Mit erhobenem Finger stand Pucki nach beendetem Frühstück vor ihrem Mann. »Ich setze eben meine Ehre darein, dir zu beweisen, daß ich eine Kochkünstlerin bin. Gestern las ich in meiner Hausfrauenzeitung, daß es außerordentlich schwierig sei, ein Filet richtig zu braten. Kaum die Hälfte aller Hausfrauen verstünde es, weil man hier nicht nach Eingelerntem, sondern nach dem Gefühl handeln muß. Dieses Kochgefühl, glaube ich, besitze ich. Daß das Filet vor einigen Tagen mißriet, daran war ich ja nicht schuld.«

»Gewiß, Pucki, das hast du mir schon zehnmal gesagt.«

»Trotzdem habe ich das brennende Verlangen, meine Ehre als gutkochende Hausfrau wiederherzustellen. – Also, Claus, heute um ein Uhr gibt es wieder Filet, ich flehe dich an, sei pünktlich! Es darf heute nichts dazwischenkommen.

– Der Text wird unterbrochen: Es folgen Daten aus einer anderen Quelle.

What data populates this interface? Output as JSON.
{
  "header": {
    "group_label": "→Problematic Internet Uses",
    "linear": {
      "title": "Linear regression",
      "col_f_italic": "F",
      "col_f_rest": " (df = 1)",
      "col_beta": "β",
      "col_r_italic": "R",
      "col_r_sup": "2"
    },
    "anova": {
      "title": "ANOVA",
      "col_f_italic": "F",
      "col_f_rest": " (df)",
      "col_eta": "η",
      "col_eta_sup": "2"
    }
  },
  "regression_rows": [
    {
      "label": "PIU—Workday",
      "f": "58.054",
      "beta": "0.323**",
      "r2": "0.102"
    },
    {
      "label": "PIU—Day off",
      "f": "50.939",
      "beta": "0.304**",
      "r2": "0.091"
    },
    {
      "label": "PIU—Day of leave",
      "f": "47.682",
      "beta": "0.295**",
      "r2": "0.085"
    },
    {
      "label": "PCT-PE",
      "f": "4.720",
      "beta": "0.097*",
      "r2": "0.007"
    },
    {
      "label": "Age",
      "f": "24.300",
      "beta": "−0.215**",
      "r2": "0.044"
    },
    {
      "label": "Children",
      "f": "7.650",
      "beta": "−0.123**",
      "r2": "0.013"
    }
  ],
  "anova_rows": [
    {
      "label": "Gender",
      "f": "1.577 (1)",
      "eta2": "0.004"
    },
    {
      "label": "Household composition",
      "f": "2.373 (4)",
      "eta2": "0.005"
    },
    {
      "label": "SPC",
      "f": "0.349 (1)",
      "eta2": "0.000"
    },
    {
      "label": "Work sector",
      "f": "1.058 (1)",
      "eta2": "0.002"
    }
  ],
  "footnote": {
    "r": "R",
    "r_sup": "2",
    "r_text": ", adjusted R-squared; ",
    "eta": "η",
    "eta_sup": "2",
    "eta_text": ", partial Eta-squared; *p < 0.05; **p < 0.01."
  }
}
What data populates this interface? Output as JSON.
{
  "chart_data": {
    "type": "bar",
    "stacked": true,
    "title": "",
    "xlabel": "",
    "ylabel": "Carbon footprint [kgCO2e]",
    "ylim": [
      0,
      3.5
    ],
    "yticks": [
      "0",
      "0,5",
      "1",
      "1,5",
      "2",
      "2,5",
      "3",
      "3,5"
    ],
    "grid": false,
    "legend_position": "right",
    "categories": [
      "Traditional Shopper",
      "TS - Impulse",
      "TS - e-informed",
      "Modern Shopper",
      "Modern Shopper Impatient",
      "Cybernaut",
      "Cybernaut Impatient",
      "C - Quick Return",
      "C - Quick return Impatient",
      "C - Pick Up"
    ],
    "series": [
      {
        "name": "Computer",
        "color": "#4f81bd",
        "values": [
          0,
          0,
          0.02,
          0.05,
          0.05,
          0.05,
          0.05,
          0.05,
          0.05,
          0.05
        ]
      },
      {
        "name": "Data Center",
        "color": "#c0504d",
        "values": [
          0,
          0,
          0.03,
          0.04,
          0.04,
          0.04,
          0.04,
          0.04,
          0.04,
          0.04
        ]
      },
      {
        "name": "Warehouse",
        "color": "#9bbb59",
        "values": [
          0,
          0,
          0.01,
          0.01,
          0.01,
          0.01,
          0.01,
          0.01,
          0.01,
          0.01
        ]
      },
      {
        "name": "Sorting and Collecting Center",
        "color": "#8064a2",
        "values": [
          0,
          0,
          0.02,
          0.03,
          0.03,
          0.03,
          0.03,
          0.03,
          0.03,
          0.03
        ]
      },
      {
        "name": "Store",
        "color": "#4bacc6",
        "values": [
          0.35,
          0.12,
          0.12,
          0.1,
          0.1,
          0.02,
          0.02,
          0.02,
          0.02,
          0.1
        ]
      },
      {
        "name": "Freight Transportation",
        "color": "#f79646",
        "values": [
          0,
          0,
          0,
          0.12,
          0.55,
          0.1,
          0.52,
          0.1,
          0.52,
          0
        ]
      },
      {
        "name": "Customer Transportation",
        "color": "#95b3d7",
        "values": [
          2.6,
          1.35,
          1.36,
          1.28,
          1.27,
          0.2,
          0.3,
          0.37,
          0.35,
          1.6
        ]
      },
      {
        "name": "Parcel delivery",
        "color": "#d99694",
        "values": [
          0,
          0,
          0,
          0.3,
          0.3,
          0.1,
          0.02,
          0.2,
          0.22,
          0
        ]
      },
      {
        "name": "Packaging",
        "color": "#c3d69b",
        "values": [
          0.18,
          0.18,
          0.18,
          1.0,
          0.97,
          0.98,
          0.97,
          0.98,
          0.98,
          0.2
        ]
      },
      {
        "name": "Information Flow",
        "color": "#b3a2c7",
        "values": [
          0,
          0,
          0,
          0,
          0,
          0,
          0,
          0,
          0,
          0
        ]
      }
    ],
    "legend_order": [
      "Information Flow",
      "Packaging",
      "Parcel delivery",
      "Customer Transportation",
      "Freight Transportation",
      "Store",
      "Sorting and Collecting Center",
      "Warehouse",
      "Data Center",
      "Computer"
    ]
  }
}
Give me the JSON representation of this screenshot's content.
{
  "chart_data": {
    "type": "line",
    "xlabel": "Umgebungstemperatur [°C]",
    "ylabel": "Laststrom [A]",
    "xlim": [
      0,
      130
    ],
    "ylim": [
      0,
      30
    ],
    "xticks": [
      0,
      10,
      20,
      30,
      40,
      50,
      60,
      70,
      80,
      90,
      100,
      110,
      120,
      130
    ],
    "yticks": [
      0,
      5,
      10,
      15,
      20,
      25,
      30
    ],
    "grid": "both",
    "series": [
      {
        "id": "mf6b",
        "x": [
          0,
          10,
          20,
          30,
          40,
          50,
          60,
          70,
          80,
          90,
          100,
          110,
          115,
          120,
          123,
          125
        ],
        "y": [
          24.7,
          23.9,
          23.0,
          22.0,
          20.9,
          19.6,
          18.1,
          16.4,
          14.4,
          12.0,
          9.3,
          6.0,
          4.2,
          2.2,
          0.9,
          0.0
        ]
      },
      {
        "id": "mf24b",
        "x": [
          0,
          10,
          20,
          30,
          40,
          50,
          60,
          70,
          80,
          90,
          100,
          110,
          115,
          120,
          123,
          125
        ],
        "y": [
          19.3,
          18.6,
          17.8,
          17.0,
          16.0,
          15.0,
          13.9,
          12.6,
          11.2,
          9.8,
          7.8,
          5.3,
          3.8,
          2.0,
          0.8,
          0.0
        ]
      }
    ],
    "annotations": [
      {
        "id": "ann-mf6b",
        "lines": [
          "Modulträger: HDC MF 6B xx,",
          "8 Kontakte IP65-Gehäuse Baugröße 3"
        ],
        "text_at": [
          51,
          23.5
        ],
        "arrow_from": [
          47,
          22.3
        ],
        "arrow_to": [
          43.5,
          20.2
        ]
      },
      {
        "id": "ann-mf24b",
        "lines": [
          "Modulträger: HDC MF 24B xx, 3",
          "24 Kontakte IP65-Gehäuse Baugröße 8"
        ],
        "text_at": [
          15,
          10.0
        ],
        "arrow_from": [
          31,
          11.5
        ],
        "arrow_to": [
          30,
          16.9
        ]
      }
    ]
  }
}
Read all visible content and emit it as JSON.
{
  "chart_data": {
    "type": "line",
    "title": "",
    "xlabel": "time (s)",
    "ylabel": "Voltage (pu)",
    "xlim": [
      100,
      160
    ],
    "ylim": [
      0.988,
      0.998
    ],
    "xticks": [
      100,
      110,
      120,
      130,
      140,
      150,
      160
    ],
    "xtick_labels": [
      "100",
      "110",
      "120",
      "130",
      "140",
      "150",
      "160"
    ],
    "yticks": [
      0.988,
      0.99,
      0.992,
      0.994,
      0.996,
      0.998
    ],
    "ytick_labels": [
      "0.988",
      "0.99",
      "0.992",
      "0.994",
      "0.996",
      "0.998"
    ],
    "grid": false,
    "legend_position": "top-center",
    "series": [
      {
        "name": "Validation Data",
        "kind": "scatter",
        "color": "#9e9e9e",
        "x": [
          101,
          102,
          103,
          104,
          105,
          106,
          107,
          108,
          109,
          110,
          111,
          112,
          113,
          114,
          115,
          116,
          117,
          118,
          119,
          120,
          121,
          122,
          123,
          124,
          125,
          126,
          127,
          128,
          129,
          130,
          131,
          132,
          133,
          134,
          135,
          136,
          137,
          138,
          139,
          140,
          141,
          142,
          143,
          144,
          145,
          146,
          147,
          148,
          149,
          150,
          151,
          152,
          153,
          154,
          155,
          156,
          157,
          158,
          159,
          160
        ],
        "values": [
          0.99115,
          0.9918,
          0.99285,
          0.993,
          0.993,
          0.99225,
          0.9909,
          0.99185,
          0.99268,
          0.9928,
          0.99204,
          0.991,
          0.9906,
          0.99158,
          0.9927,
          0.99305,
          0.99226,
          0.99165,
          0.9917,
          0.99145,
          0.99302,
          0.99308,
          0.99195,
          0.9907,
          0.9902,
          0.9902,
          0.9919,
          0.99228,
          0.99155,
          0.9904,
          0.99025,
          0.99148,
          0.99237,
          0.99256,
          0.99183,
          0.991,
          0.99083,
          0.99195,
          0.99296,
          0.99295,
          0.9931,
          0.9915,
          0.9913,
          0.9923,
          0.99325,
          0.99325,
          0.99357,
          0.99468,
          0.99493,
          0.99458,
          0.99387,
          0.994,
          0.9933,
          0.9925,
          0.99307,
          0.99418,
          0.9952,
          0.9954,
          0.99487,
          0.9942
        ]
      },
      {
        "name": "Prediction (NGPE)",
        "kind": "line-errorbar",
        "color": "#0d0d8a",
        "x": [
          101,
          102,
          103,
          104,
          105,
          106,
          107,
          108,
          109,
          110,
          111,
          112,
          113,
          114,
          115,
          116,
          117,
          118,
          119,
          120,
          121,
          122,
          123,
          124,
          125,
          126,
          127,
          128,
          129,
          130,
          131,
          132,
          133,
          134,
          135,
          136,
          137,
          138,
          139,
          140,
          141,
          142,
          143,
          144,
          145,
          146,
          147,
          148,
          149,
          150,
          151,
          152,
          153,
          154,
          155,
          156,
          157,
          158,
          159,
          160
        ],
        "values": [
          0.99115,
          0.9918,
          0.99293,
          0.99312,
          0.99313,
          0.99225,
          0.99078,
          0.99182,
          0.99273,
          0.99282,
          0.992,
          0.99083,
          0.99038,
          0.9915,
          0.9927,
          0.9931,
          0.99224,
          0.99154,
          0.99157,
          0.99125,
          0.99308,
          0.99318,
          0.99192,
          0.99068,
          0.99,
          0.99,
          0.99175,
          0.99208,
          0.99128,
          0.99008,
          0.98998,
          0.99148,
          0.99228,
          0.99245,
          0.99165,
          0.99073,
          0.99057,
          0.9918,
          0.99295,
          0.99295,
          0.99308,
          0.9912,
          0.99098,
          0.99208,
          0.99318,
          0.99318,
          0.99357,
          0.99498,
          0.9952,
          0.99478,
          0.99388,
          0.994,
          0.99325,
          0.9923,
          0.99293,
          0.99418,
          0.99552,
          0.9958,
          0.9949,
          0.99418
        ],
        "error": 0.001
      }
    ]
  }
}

Ich habe eine Ahnung, daß es heute ein äußerst gemütliches Mittagsmahl sein wird.«

»Nun, Pucki, ich bin in den letzten vier Tagen immer pünktlich zum Essen heimgekommen, und ich hoffe, daß ich heute dein prächtig gelungenes Filet mit Behagen verspeisen kann. Aber – auf Überraschungen – –«

»Sei still, sei still, Claus, rufe das Unglück nicht herbei!«

Claus hatte sich erhoben, um hinüber ins Sprechzimmer zu gehen, denn Punkt neun Uhr begann die Arbeit. Im Wartezimmer saß bereits eine Frau mit ihrem Kinde.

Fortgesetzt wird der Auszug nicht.